California’s Illegal Pot Farms Are Killing Rare Animals

Pacific fishers, an endangered type of weasel, are being poisoned by toxic rodenticides used by marijuana growers.
A Pacific fisher. (Photo: Bethany Weeks via USFS Region 5)
Nov 4, 2015· 2 MIN READ
John R. Platt covers the environment, wildlife, and technology and for TakePart, Scientific American, Audubon, and other publications.

Are some Californians unintentionally killing wildlife every time they toke up?

Marijuana may be all but legal in California, but the same thing can’t be said about every pot farm. In 2014, police conducted 250 raids of illegal pot farms on public land in the state, destroying more than 600,000 plants in the process.

These “trespass growers” chop down trees, bulldoze native plants, divert streams and other sources of water, and perhaps worst of all, litter their plots with deadly rodenticides designed to protect their cash crops from hungry wildlife.

An imperiled species is taking the bait. New research published Wednesday in the journal PLOS One finds that an increasing numbers of Pacific fishers—a cat-size type of weasel—are being exposed to or are dying from rodenticides found at these trespass pot farms. The fishers either eat the poison or kill rodents that have consumed the toxins. Either way, they die or become weakened and less able to survive.

(Photo: USFS Region 5)

Fishers are not unique to California, but their population in the Pacific Northwest was nearly wiped out decades ago by logging in their old-growth-forest habitats. Today, two remote populations survive in California. Earlier this year the state declared one of those two populations endangered.

This is the second study of fisher deaths related to marijuana farms. The first, published in 2012, found that 79 percent of dead fishers had been exposed to rodenticides. The new study, which covers 2012 to 2014, finds that the number has increased to 85 percent.
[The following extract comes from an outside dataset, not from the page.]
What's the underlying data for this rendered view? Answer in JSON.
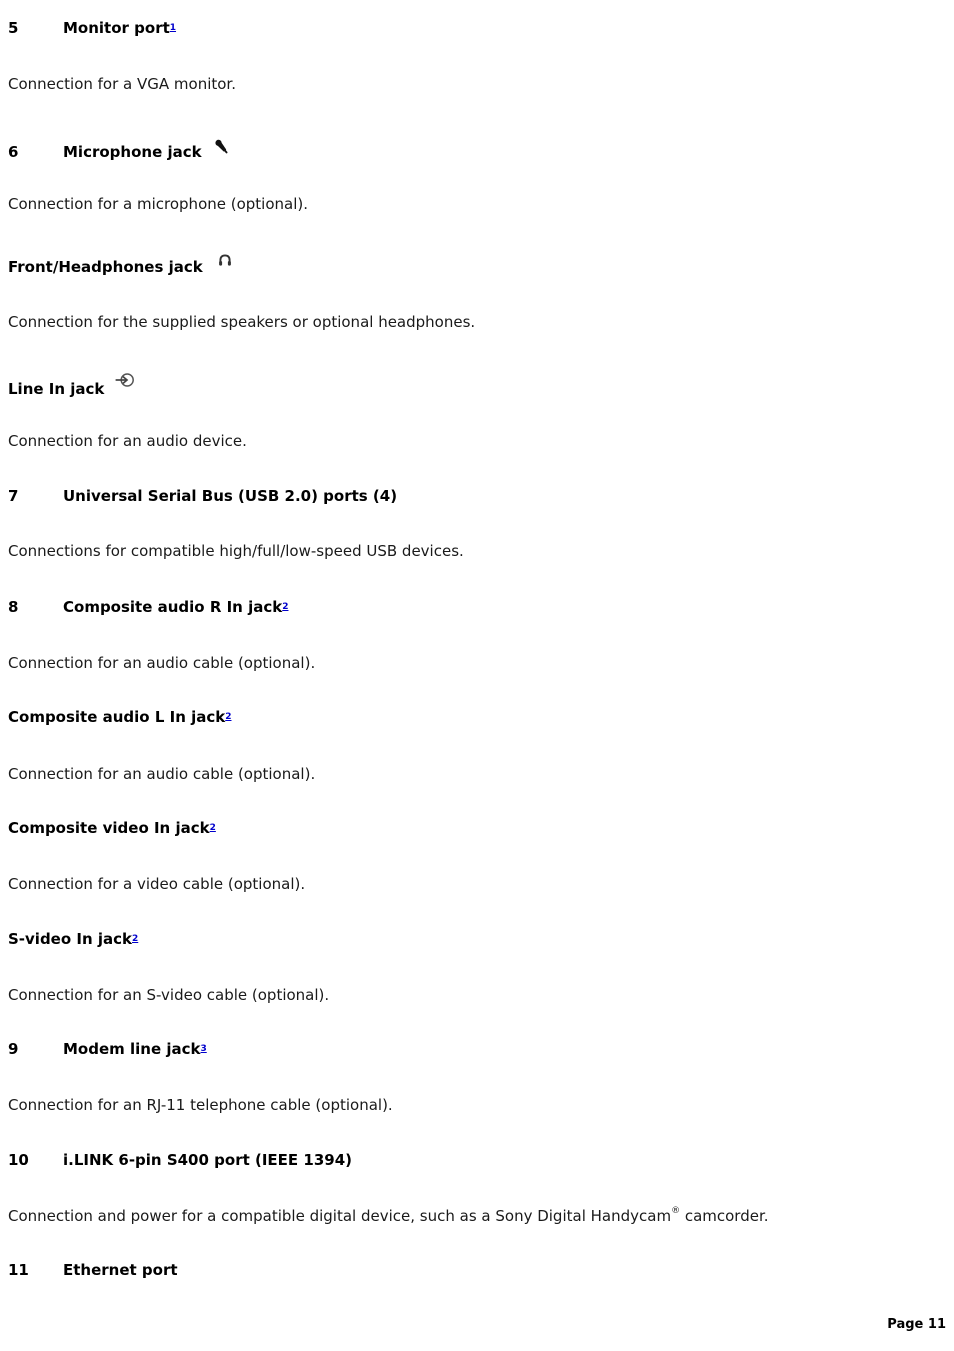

One animal’s body contained six rodenticides.

The increase was surprising, said the lead author of both papers, Mourad W. Gabriel, executive director of the Integral Ecology Research Center. “The 2012 paper generated a significant amount of public and media response,” he said. “I thought that private growers or illegal trespass growers may have gotten the message that this is a concern.”

RELATED: Your Pot Habit Is Contributing to a Guacamole Crisis

That doesn’t appear to be the case. Illegal pot farmers have changed their growing strategy in a way that’s worse for wildlife. Gabriel said growers in 2012 tended to keep all their plants clumped at a single site on public land. “Now it’s 10 plots of 300 plants spread over a half a mile, with multiple toxicant loads spread over the space,” he said. This minimizes the grower’s risk of getting caught while increasing the risk that wildlife will be exposed to the rodenticides.
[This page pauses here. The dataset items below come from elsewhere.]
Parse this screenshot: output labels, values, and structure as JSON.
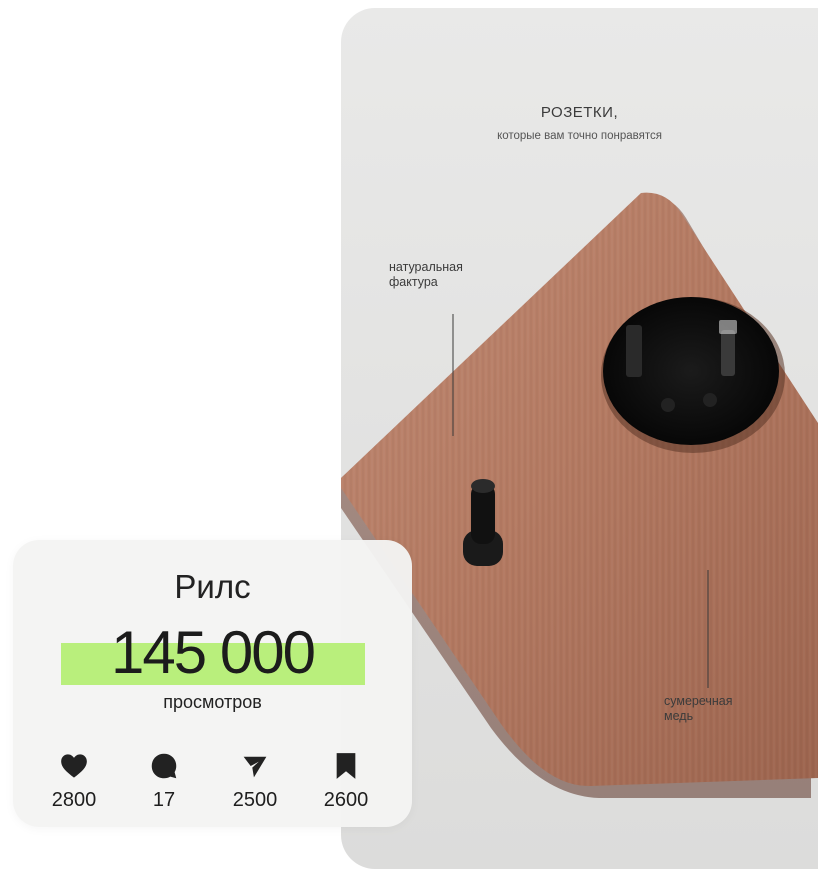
{
  "photo": {
    "title": "РОЗЕТКИ,",
    "subtitle": "которые вам точно понравятся",
    "callout_texture": "натуральная\nфактура",
    "callout_color": "сумеречная\nмедь"
  },
  "card": {
    "title": "Рилс",
    "views_number": "145 000",
    "views_label": "просмотров",
    "highlight_color": "#b3ee6f",
    "stats": [
      {
        "icon": "heart-icon",
        "value": "2800"
      },
      {
        "icon": "comment-icon",
        "value": "17"
      },
      {
        "icon": "send-icon",
        "value": "2500"
      },
      {
        "icon": "bookmark-icon",
        "value": "2600"
      }
    ]
  }
}
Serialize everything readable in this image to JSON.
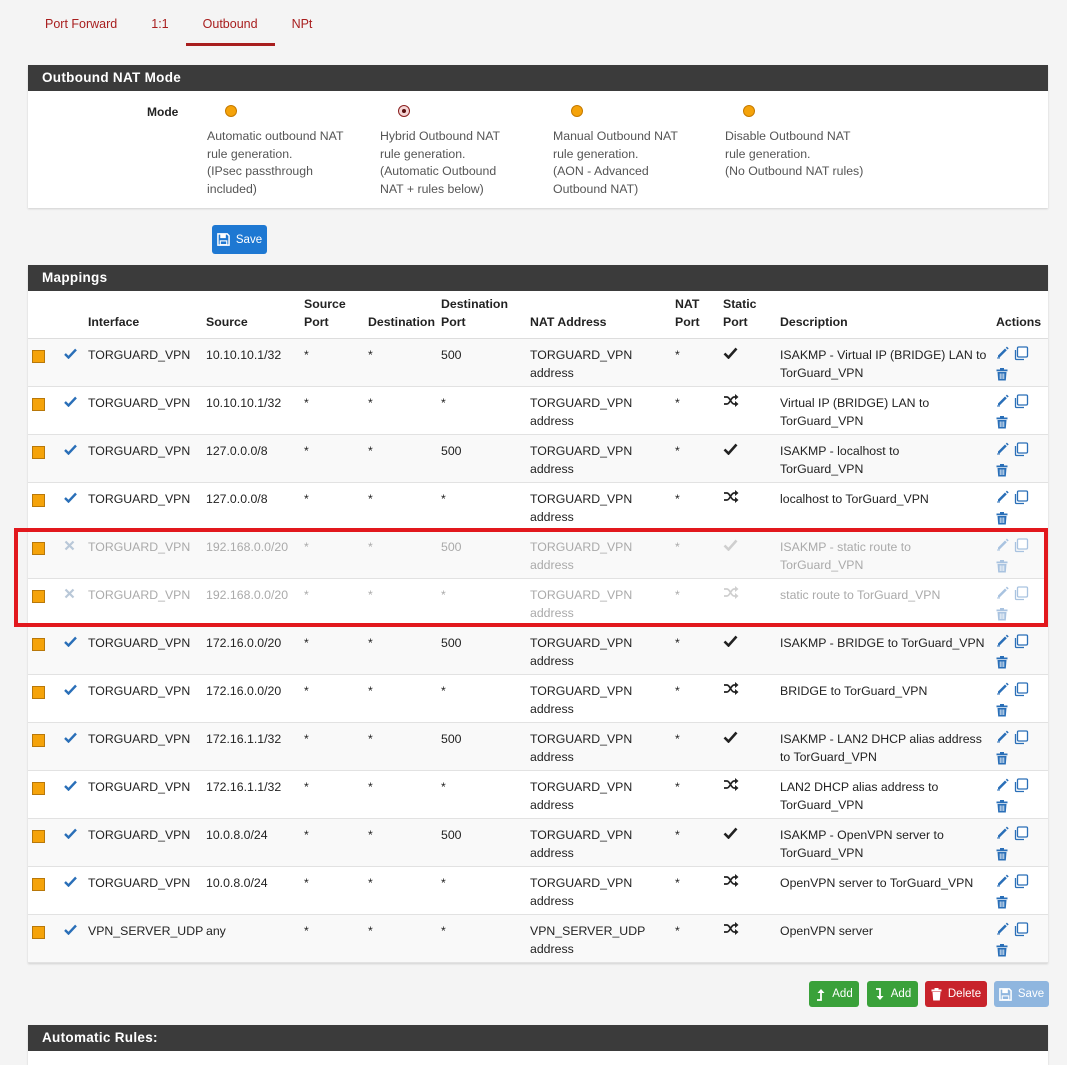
{
  "tabs": [
    {
      "label": "Port Forward",
      "active": false
    },
    {
      "label": "1:1",
      "active": false
    },
    {
      "label": "Outbound",
      "active": true
    },
    {
      "label": "NPt",
      "active": false
    }
  ],
  "nat_mode": {
    "title": "Outbound NAT Mode",
    "mode_label": "Mode",
    "options": [
      {
        "lines": [
          "Automatic outbound NAT",
          "rule generation.",
          "(IPsec passthrough",
          "included)"
        ],
        "checked": false
      },
      {
        "lines": [
          "Hybrid Outbound NAT",
          "rule generation.",
          "(Automatic Outbound",
          "NAT + rules below)"
        ],
        "checked": true
      },
      {
        "lines": [
          "Manual Outbound NAT",
          "rule generation.",
          "(AON - Advanced",
          "Outbound NAT)"
        ],
        "checked": false
      },
      {
        "lines": [
          "Disable Outbound NAT",
          "rule generation.",
          "(No Outbound NAT rules)"
        ],
        "checked": false
      }
    ],
    "save_label": "Save"
  },
  "mappings": {
    "title": "Mappings",
    "columns": {
      "interface": "Interface",
      "source": "Source",
      "source_port": [
        "Source",
        "Port"
      ],
      "destination": "Destination",
      "destination_port": [
        "Destination",
        "Port"
      ],
      "nat_address": "NAT Address",
      "nat_port": [
        "NAT",
        "Port"
      ],
      "static_port": [
        "Static",
        "Port"
      ],
      "description": "Description",
      "actions": "Actions"
    },
    "rows": [
      {
        "enabled": true,
        "interface": "TORGUARD_VPN",
        "source": "10.10.10.1/32",
        "source_port": "*",
        "destination": "*",
        "destination_port": "500",
        "nat_address": [
          "TORGUARD_VPN",
          "address"
        ],
        "nat_port": "*",
        "static": "check",
        "description": [
          "ISAKMP - Virtual IP (BRIDGE) LAN to",
          "TorGuard_VPN"
        ]
      },
      {
        "enabled": true,
        "interface": "TORGUARD_VPN",
        "source": "10.10.10.1/32",
        "source_port": "*",
        "destination": "*",
        "destination_port": "*",
        "nat_address": [
          "TORGUARD_VPN",
          "address"
        ],
        "nat_port": "*",
        "static": "shuffle",
        "description": [
          "Virtual IP (BRIDGE) LAN to",
          "TorGuard_VPN"
        ]
      },
      {
        "enabled": true,
        "interface": "TORGUARD_VPN",
        "source": "127.0.0.0/8",
        "source_port": "*",
        "destination": "*",
        "destination_port": "500",
        "nat_address": [
          "TORGUARD_VPN",
          "address"
        ],
        "nat_port": "*",
        "static": "check",
        "description": [
          "ISAKMP - localhost to",
          "TorGuard_VPN"
        ]
      },
      {
        "enabled": true,
        "interface": "TORGUARD_VPN",
        "source": "127.0.0.0/8",
        "source_port": "*",
        "destination": "*",
        "destination_port": "*",
        "nat_address": [
          "TORGUARD_VPN",
          "address"
        ],
        "nat_port": "*",
        "static": "shuffle",
        "description": [
          "localhost to TorGuard_VPN"
        ]
      },
      {
        "enabled": false,
        "interface": "TORGUARD_VPN",
        "source": "192.168.0.0/20",
        "source_port": "*",
        "destination": "*",
        "destination_port": "500",
        "nat_address": [
          "TORGUARD_VPN",
          "address"
        ],
        "nat_port": "*",
        "static": "check",
        "description": [
          "ISAKMP - static route to",
          "TorGuard_VPN"
        ]
      },
      {
        "enabled": false,
        "interface": "TORGUARD_VPN",
        "source": "192.168.0.0/20",
        "source_port": "*",
        "destination": "*",
        "destination_port": "*",
        "nat_address": [
          "TORGUARD_VPN",
          "address"
        ],
        "nat_port": "*",
        "static": "shuffle",
        "description": [
          "static route to TorGuard_VPN"
        ]
      },
      {
        "enabled": true,
        "interface": "TORGUARD_VPN",
        "source": "172.16.0.0/20",
        "source_port": "*",
        "destination": "*",
        "destination_port": "500",
        "nat_address": [
          "TORGUARD_VPN",
          "address"
        ],
        "nat_port": "*",
        "static": "check",
        "description": [
          "ISAKMP - BRIDGE to TorGuard_VPN"
        ]
      },
      {
        "enabled": true,
        "interface": "TORGUARD_VPN",
        "source": "172.16.0.0/20",
        "source_port": "*",
        "destination": "*",
        "destination_port": "*",
        "nat_address": [
          "TORGUARD_VPN",
          "address"
        ],
        "nat_port": "*",
        "static": "shuffle",
        "description": [
          "BRIDGE to TorGuard_VPN"
        ]
      },
      {
        "enabled": true,
        "interface": "TORGUARD_VPN",
        "source": "172.16.1.1/32",
        "source_port": "*",
        "destination": "*",
        "destination_port": "500",
        "nat_address": [
          "TORGUARD_VPN",
          "address"
        ],
        "nat_port": "*",
        "static": "check",
        "description": [
          "ISAKMP - LAN2 DHCP alias address",
          "to TorGuard_VPN"
        ]
      },
      {
        "enabled": true,
        "interface": "TORGUARD_VPN",
        "source": "172.16.1.1/32",
        "source_port": "*",
        "destination": "*",
        "destination_port": "*",
        "nat_address": [
          "TORGUARD_VPN",
          "address"
        ],
        "nat_port": "*",
        "static": "shuffle",
        "description": [
          "LAN2 DHCP alias address to",
          "TorGuard_VPN"
        ]
      },
      {
        "enabled": true,
        "interface": "TORGUARD_VPN",
        "source": "10.0.8.0/24",
        "source_port": "*",
        "destination": "*",
        "destination_port": "500",
        "nat_address": [
          "TORGUARD_VPN",
          "address"
        ],
        "nat_port": "*",
        "static": "check",
        "description": [
          "ISAKMP - OpenVPN server to",
          "TorGuard_VPN"
        ]
      },
      {
        "enabled": true,
        "interface": "TORGUARD_VPN",
        "source": "10.0.8.0/24",
        "source_port": "*",
        "destination": "*",
        "destination_port": "*",
        "nat_address": [
          "TORGUARD_VPN",
          "address"
        ],
        "nat_port": "*",
        "static": "shuffle",
        "description": [
          "OpenVPN server to TorGuard_VPN"
        ]
      },
      {
        "enabled": true,
        "interface": "VPN_SERVER_UDP",
        "source": "any",
        "source_port": "*",
        "destination": "*",
        "destination_port": "*",
        "nat_address": [
          "VPN_SERVER_UDP",
          "address"
        ],
        "nat_port": "*",
        "static": "shuffle",
        "description": [
          "OpenVPN server"
        ]
      }
    ]
  },
  "footer_buttons": {
    "add_top": "Add",
    "add_bottom": "Add",
    "delete": "Delete",
    "save": "Save"
  },
  "automatic_rules": {
    "title": "Automatic Rules:"
  },
  "colors": {
    "accent": "#a81e1e",
    "panel_header": "#3b3b3b",
    "checkmark_blue": "#2a6fb8",
    "handle_orange": "#f5a30a",
    "highlight_red": "#e2181d"
  }
}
Making matters worse, most of the sites that law enforcement officials find and destroy are not adequately cleaned up, meaning the toxic threat remains after the growers are gone. “What we’re finding is that only between 15 and 20 percent of all eradicated grow sites are fully remediated,” Gabriel said. “We have this historic backlog in addition to all of the new sites that are being cultivated.”
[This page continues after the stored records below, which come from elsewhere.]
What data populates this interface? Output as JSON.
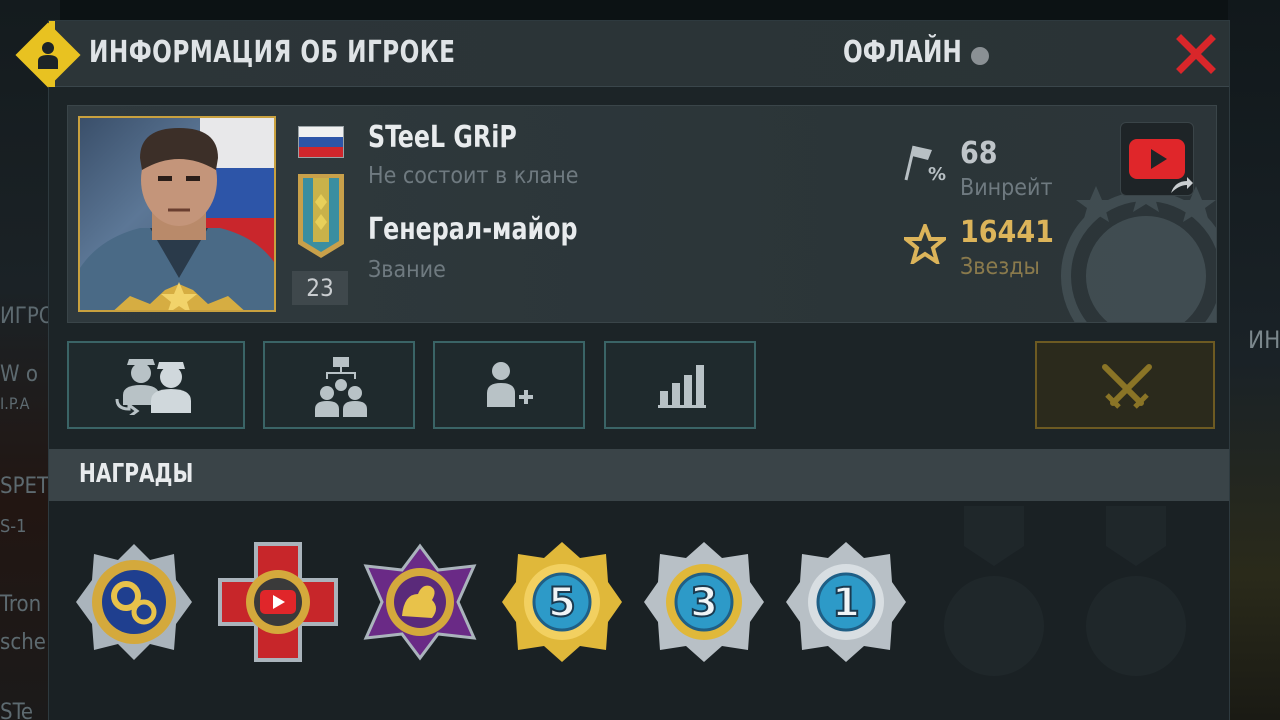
{
  "background": {
    "left_ghost_lines": [
      "ИГРОЙ",
      "W o",
      "I.P.A",
      "SPET",
      "S-1",
      "Tron",
      "sche",
      "STe"
    ],
    "right_ghost": "ИН"
  },
  "window": {
    "title": "ИНФОРМАЦИЯ ОБ ИГРОКЕ",
    "status": "ОФЛАЙН",
    "status_color": "#8a9094",
    "accent_color": "#e8c221",
    "close_icon": "close-x-icon",
    "close_color": "#d9262a"
  },
  "player": {
    "name": "STeeL GRiP",
    "clan": "Не состоит в клане",
    "rank": "Генерал-майор",
    "rank_label": "Звание",
    "level": "23",
    "country_flag": "russia-flag",
    "winrate": {
      "value": "68",
      "label": "Винрейт",
      "icon": "flag-percent-icon"
    },
    "stars": {
      "value": "16441",
      "label": "Звезды",
      "icon": "star-icon",
      "color": "#dcb45a"
    },
    "social_icon": "youtube-share-icon"
  },
  "actions": [
    {
      "name": "compare-players-button",
      "icon": "soldiers-swap-icon"
    },
    {
      "name": "clan-invite-button",
      "icon": "group-hierarchy-icon"
    },
    {
      "name": "add-friend-button",
      "icon": "add-person-icon"
    },
    {
      "name": "statistics-button",
      "icon": "bar-chart-icon"
    },
    {
      "name": "challenge-button",
      "icon": "crossed-swords-icon"
    }
  ],
  "awards": {
    "title": "НАГРАДЫ",
    "medals": [
      {
        "name": "medal-gears",
        "icon": "gears-medal-icon"
      },
      {
        "name": "medal-youtube",
        "icon": "youtube-cross-medal-icon"
      },
      {
        "name": "medal-strength",
        "icon": "flexed-arm-medal-icon"
      },
      {
        "name": "medal-5",
        "icon": "gold-medal-5-icon",
        "number": "5"
      },
      {
        "name": "medal-3",
        "icon": "silver-gold-medal-3-icon",
        "number": "3"
      },
      {
        "name": "medal-1",
        "icon": "silver-medal-1-icon",
        "number": "1"
      }
    ]
  }
}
Conservation groups said this new data may help fishers in the long run. “It makes for a stronger case that fishers need protection,” said Noah Greenwald, endangered species director at the Center for Biological Diversity, which has petitioned to list the fisher under the federal Endangered Species Act.

The government agreed in 2014 to consider protecting the Pacific fisher. A final decision is due next year.